Introdução – O Brasil com 8,5 milhões de km2 demonstra ampla biodiversidade: a Amazonia, a Caatinga, a Mata Atlântica, o Cerrado, o Pantanal e o Pampa. Destaque para a Amazonia, a maior floresta tropical, 400 milhões de hectares a ser adequadamente estudada, beneficiada, preservada de queimadas, da extração clandestina de madeira, do garimpo irregular, da biopirataria.
O clima tropical no norte e temperado no sul do País, livre de tormentas, mas com o risco de colapso, caso os biomas percam a capacidade na recuperação de impactos ambientais, devido ao aquecimento global pela emissão de gases de efeito estufa, no limite de 1,5°C até 2040 (IPCC).
O Brasil oferece ampla riqueza mineral e vegetal, extenso litoral, autossuficiência em água, alimentos, petróleo, terras raras, energia limpa: hídrica, solar, eólica, nuclear, biomassa.
A população de 213 milhões de habitantes com identidade multirracial, descende de europeus, africanos, asiáticos, árabes e povos originários. Hoje, são 147 milhões com idade entre 15 e 64 anos, sendo 103 milhões ocupados em trabalho, 68 milhões contribuintes da seguridade social (IBGE). O baixo crescimento da produtividade no Brasil só possibilitará a redução de jornada de trabalho em determinadas atividades, pela livre negociação entre trabalhadores e empresas.

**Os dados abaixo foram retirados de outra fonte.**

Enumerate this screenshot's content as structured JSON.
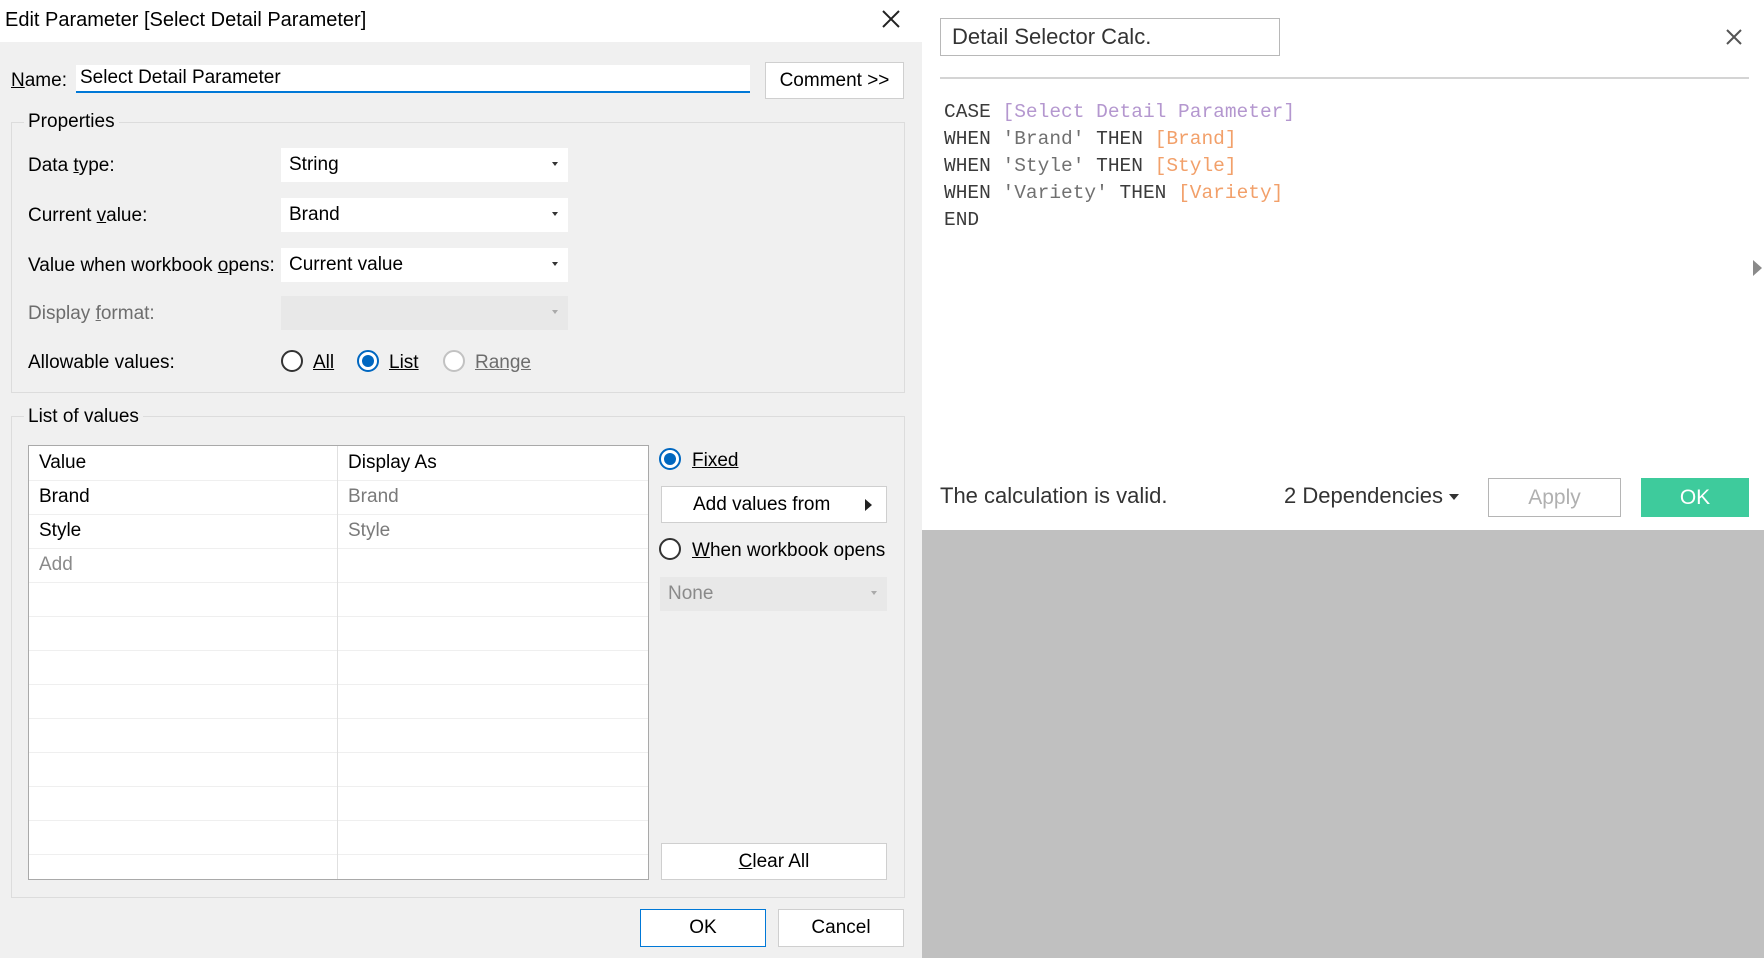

O País oferece modelar sistema bancário digital, energia elétrica universalizada, intensidade na intercomunicação pela mídia, imprensa, telefonia, rádio, televisão, redes sociais. Mas, apresenta atualmente vulnerabilidade na infraestrutura digital, com os dados de bancos e de serviços públicos hospedados em data centers dos EUA, dependendo de softwares e licenças estrangeiras.
O Estado – Na democracia do Brasil os cidadãos elegem seus representantes por votação direta, mas também dispõe de instrumentos políticos de iniciativa popular, plebiscito e referendo.
Os Poderes da República: Executivo, Legislativo e Judiciário são independentes, mas poderiam ser mais harmônicos. O Poder Judiciário, quando acionado, exerce a função de órgão de Estado a serviço dos cidadãos.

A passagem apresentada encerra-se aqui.